File Entries (Data Storage)

Each entry in a file corresponds to a positive-valued key subscript, the internal entry number, of the file global. All data pertaining to an entry will be stored in global nodes descendent from that subscript. The value of the .01 field of an entry is always stored in the first ^-piece of subscript zero, descendent from the internal entry number subscript. Thus, for entry #1, an employee named John Jones, you would have:

    ^EMP(1,0)="JONES,JOHN^"

Suppose you want to store the employee's sex in the second ^-piece of subscript zero, and date of birth in the third ^-piece, and department in the fourth ^-piece. You would have:

    ^EMP(1,0)="JONES,JOHN^M^2341225^3"

Notice that the entry for the employee's department in this file is a number. This means that the employee's department is internal entry number 3 in the Department file; and to find the employee's department, you would have to consult that file. The 7-digit number representing the employee's date of birth is FileMan's way of internally representing 12/25/1934.
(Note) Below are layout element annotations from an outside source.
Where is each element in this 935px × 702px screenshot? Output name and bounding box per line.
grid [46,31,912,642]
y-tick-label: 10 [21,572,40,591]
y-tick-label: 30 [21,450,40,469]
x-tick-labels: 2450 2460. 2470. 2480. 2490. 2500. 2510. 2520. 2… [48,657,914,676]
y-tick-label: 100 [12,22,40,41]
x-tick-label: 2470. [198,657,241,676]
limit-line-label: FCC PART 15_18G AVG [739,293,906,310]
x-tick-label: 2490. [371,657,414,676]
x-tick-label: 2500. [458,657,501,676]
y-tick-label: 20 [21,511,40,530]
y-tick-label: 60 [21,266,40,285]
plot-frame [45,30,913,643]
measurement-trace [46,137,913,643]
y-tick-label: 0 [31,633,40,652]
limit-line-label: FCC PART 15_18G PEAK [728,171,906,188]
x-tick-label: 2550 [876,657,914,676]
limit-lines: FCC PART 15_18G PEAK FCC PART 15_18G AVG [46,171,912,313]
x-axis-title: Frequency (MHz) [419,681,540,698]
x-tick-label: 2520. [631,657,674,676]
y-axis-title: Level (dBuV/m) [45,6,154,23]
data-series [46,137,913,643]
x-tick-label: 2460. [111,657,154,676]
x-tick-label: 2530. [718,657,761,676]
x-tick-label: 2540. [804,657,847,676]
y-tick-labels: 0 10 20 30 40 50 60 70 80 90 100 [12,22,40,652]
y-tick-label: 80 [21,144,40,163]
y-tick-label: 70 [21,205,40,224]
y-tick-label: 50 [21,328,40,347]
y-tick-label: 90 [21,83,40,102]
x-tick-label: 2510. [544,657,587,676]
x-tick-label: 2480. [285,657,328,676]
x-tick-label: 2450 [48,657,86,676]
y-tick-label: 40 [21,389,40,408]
How is multiple-valued data, such as skill, stored? There can be one or five or ten skills on file for a given employee and they obviously cannot all be stored (in the general case) in a single subscript. VA FileMan's answer is to make the skills list a subfile within the employee entry. This requires adding subscripts beyond the first internal key subscript which are different in value from the zero subscript that stores each employee's name, sex, and birth date. For example, if John Jones currently has two (free-text) skills on file, you can consider those to be entries #1 and #2 in a two-entry file, which can extend at a lower level from any unused subscript, say from SX as shown below:

    ^EMP(0)="EMPLOYEE^3I^9^3"
    ^EMP(1,0)="JONES,JOHN^M^2341225^3"
    ^EMP(1,"SX",0)="^3.01A^2^2"
    ^EMP(1,"SX",1,0)="TYPING"
    ^EMP(1,"SX",2,0)="STENOGRAPHY"

Notice that the data global ^EMP has ^EMP(1,"SX",0) for the skill multiple. The zero node, except for the first ^-piece, has the same structure as ^EMP(0). The second ^-piece is the subfile ^DD number. This tells FileMan which subsidiary dictionary to use for the data stored in this node. The actual data (the employee's skills in our example) are stored in the next lower level of subscripting. In the same manner that entries in the EMPLOYEE file have internal entry numbers, entries in the multiple field also have internal entry numbers in the subfile. In the example above, TYPING is the first entry and STENOGRAPHY the second.